The US alleges a new Russian cruise missile violates the pact. The missile, the Novator 9M729, is known as the SSC-8 by the North Atlantic Treaty Organisation (NATO).

The treaty required the parties to destroy ground-launched ballistic and cruise missiles with ranges of between 500 and 5,500 km.

Last week, the head of Russia’s military’s missile and artillery forces said the new missile’s maximum range fell short of the treaty’s lower limit.

Russia says the missile’s range puts it outside the treaty and has accused the US of inventing a false pretext to exit a treaty that it wants to leave anyway so it can develop new missiles. Russia also has rejected a US demand to destroy the new missile.

“America really wants to develop new weapons systems which are in breach of this treaty,” Konstantin Kosachyov, senior Russian lawmaker, wrote on social media, saying the alleged Russian violation of the treaty had been a convenient pretext.

European officials are especially worried that collapse of the treaty would again make Europe an arena for nuclear-armed, intermediate-range missile buildups by the US and Russia.

“Fully support”

A few hours before Pompeo’s announcement, the NATO Western security alliance issued a statement saying it would “fully support” the US withdrawal notice.

Speaking before Pompeo’s announcement, German Chancellor Angela Merkel emphasised the importance of using the six months window to keep talking.

Formal US withdrawal could give the Pentagon new options to counter Chinese missile advances but experts warn the ensuing arms race could greatly escalate tensions in the Asia-Pacific.

The US will notify Russia today of its plan to pull out in six months, a senior US official told reporters, describing this as “one final chance” to comply with the agreement but saying Washington doubted Moscow would do so.

The official said the administration had begun to deliberate whether extend the “New Start” arms control treaty, which went into effect in 2011 and required both nations to cut their deployed strategic nuclear warheads to no more than 1,550, the lowest level in decades.

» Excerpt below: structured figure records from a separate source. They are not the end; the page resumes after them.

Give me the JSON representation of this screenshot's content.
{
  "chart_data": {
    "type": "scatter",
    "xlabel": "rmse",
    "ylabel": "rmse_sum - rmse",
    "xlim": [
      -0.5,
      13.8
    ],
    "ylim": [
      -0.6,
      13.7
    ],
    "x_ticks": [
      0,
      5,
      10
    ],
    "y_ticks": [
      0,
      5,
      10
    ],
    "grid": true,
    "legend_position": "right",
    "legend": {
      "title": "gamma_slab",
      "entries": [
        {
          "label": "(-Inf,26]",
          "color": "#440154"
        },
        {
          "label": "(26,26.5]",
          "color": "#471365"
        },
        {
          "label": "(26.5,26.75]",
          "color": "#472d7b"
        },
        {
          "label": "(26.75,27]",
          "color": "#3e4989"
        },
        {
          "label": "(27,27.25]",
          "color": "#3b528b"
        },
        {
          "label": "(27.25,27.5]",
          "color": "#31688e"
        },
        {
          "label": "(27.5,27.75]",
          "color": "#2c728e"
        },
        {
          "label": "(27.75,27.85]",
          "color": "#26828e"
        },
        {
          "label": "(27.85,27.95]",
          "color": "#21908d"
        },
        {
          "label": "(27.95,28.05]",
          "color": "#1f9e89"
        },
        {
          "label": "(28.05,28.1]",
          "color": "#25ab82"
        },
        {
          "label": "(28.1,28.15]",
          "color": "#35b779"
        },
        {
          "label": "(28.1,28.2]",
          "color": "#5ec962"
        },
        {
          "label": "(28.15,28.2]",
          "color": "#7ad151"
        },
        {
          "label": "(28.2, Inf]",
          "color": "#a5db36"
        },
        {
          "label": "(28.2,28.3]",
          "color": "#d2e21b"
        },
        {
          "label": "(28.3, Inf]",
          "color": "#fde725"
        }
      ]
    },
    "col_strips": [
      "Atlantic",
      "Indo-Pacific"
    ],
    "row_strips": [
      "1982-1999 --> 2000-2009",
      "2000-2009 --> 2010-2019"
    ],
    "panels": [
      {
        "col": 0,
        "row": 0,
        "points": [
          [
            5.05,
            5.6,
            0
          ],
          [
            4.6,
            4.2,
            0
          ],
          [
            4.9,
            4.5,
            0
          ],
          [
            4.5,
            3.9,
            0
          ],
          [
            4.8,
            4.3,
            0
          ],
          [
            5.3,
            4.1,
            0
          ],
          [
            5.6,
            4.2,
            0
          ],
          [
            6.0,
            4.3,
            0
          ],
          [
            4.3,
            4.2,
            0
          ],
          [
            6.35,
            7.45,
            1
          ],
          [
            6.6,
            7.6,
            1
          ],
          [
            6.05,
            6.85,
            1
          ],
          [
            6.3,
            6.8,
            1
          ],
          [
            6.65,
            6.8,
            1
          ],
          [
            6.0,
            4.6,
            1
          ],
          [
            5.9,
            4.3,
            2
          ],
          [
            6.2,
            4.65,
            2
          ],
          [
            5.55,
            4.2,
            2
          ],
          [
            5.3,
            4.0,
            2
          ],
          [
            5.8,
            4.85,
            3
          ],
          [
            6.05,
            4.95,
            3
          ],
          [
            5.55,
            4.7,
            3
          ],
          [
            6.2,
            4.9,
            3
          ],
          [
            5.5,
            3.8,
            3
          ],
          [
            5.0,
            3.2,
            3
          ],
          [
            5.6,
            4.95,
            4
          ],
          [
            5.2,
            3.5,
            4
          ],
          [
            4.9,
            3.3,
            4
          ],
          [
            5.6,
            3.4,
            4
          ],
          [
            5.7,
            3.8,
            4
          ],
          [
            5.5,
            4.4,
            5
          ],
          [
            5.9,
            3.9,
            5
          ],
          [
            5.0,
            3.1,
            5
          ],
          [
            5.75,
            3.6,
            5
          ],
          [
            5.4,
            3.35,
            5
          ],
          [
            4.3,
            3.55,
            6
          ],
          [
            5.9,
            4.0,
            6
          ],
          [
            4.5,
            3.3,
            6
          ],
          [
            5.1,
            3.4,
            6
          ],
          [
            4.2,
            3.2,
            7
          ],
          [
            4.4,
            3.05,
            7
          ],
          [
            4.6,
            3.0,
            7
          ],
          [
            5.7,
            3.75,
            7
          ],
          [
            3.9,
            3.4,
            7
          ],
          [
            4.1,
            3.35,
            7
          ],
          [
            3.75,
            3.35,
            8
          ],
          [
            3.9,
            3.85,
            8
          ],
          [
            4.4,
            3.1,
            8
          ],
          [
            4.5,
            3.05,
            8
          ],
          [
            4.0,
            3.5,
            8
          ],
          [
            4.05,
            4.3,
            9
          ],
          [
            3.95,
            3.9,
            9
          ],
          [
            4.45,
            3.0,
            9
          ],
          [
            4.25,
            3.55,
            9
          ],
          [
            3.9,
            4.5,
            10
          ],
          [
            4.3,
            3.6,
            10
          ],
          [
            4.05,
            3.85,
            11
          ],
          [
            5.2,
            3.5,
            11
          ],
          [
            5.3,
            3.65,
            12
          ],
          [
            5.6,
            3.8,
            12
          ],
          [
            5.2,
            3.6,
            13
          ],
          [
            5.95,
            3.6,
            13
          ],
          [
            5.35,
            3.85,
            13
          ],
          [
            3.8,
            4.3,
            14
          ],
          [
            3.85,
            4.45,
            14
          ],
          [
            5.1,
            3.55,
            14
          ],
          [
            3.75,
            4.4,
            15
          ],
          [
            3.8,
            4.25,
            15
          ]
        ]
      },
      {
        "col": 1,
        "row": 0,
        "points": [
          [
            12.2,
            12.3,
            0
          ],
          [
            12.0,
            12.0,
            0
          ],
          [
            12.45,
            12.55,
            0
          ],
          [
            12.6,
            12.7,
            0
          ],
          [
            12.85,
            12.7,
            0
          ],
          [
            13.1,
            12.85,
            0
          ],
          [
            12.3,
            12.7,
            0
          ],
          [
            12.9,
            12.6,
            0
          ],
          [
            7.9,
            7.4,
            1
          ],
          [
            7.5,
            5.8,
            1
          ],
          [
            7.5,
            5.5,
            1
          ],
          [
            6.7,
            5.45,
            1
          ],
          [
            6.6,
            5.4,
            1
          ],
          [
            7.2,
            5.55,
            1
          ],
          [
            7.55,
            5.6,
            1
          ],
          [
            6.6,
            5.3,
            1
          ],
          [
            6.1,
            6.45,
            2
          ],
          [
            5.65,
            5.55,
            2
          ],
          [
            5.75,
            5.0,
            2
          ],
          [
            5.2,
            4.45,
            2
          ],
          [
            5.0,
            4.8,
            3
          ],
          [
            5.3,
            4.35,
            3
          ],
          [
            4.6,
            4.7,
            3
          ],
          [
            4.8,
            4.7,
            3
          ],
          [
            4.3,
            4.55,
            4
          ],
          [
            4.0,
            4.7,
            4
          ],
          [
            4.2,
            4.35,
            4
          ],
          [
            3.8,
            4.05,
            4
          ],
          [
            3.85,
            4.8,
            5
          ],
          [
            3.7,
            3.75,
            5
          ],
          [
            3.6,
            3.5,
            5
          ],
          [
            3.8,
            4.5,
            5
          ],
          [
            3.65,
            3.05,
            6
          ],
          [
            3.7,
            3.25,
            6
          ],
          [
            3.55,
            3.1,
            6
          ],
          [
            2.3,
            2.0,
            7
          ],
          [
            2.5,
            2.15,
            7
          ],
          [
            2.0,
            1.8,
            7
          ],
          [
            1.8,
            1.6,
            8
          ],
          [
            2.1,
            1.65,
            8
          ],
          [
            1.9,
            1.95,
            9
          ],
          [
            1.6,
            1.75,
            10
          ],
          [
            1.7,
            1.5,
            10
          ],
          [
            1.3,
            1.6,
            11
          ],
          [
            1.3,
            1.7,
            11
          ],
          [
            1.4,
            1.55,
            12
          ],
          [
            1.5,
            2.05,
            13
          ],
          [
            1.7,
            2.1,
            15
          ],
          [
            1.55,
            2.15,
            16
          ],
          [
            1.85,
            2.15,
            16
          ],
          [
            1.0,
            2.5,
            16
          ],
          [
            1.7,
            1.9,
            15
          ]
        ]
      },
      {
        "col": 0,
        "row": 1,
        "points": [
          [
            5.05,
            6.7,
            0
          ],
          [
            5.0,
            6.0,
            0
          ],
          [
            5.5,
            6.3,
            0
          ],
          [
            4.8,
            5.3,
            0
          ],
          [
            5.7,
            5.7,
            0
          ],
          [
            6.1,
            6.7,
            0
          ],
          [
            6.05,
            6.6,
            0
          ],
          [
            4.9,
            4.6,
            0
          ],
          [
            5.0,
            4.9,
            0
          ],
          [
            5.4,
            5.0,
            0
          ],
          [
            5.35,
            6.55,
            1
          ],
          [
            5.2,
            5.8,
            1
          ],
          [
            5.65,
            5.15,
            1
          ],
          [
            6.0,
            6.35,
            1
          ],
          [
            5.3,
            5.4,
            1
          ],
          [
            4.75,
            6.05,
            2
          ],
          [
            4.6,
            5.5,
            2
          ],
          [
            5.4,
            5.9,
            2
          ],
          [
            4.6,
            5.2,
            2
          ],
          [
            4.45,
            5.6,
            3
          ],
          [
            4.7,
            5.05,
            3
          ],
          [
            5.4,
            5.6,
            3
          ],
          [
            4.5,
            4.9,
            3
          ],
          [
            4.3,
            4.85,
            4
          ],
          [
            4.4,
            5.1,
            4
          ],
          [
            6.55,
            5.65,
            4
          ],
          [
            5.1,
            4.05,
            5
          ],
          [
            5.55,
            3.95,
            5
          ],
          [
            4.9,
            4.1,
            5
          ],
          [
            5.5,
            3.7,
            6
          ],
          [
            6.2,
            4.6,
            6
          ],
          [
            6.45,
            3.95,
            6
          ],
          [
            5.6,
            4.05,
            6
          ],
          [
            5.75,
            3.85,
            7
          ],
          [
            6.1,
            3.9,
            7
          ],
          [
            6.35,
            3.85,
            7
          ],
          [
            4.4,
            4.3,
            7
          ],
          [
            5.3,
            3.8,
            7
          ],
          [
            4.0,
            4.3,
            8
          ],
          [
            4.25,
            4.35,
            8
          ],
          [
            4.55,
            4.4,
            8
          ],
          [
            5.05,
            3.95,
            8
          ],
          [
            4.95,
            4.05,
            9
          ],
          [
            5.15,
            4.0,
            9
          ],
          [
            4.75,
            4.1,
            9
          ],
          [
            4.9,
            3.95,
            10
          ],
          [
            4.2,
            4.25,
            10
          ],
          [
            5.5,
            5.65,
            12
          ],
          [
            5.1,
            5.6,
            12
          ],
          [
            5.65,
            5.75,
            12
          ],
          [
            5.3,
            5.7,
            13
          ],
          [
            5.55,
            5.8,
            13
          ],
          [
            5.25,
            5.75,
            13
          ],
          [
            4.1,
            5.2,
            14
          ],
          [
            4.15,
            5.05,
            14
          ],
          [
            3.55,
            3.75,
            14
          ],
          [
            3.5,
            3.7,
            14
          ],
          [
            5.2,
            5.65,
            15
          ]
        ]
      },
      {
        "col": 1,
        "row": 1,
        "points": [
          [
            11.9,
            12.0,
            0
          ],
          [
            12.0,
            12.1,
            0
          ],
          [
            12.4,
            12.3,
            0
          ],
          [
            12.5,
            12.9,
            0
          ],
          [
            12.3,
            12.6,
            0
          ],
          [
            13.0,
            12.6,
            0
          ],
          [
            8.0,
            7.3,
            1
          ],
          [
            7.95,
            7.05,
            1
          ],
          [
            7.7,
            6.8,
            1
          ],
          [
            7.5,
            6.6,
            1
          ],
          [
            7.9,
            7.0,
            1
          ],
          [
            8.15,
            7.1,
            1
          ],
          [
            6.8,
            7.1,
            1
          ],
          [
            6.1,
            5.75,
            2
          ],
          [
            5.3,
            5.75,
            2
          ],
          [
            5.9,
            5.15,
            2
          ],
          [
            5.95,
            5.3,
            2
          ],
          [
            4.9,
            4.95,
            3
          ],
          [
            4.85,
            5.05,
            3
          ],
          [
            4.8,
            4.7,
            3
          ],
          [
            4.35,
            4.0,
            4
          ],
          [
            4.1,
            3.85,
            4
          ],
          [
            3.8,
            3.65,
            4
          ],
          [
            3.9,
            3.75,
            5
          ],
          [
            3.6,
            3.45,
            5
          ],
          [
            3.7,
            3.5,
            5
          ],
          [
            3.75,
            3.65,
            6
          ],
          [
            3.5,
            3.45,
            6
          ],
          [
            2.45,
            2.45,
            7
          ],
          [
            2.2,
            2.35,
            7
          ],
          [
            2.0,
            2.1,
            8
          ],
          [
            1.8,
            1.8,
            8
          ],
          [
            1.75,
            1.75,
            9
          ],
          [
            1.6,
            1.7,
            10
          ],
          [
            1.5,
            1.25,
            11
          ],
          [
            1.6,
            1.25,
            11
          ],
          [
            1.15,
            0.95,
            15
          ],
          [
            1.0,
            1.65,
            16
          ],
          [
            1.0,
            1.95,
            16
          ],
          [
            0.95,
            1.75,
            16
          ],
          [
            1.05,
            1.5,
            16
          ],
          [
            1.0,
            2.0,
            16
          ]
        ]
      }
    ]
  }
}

That treaty, which also limits deployed land- and submarine-based missiles and nuclear-capable bombers, expires in February 2021, can be extended by five years if both sides agree. Senator Bob Menendez, the senior Democrat on the Senate Foreign Relations Committee, accused Trump failing to grasp the importance of arms control treaties or of having a wider strategy to control the spread of nuclear weapons.

“Today’s withdrawal is yet another geo-strategic gift to (Russian President) Vladimir Putin,” he said in a statement.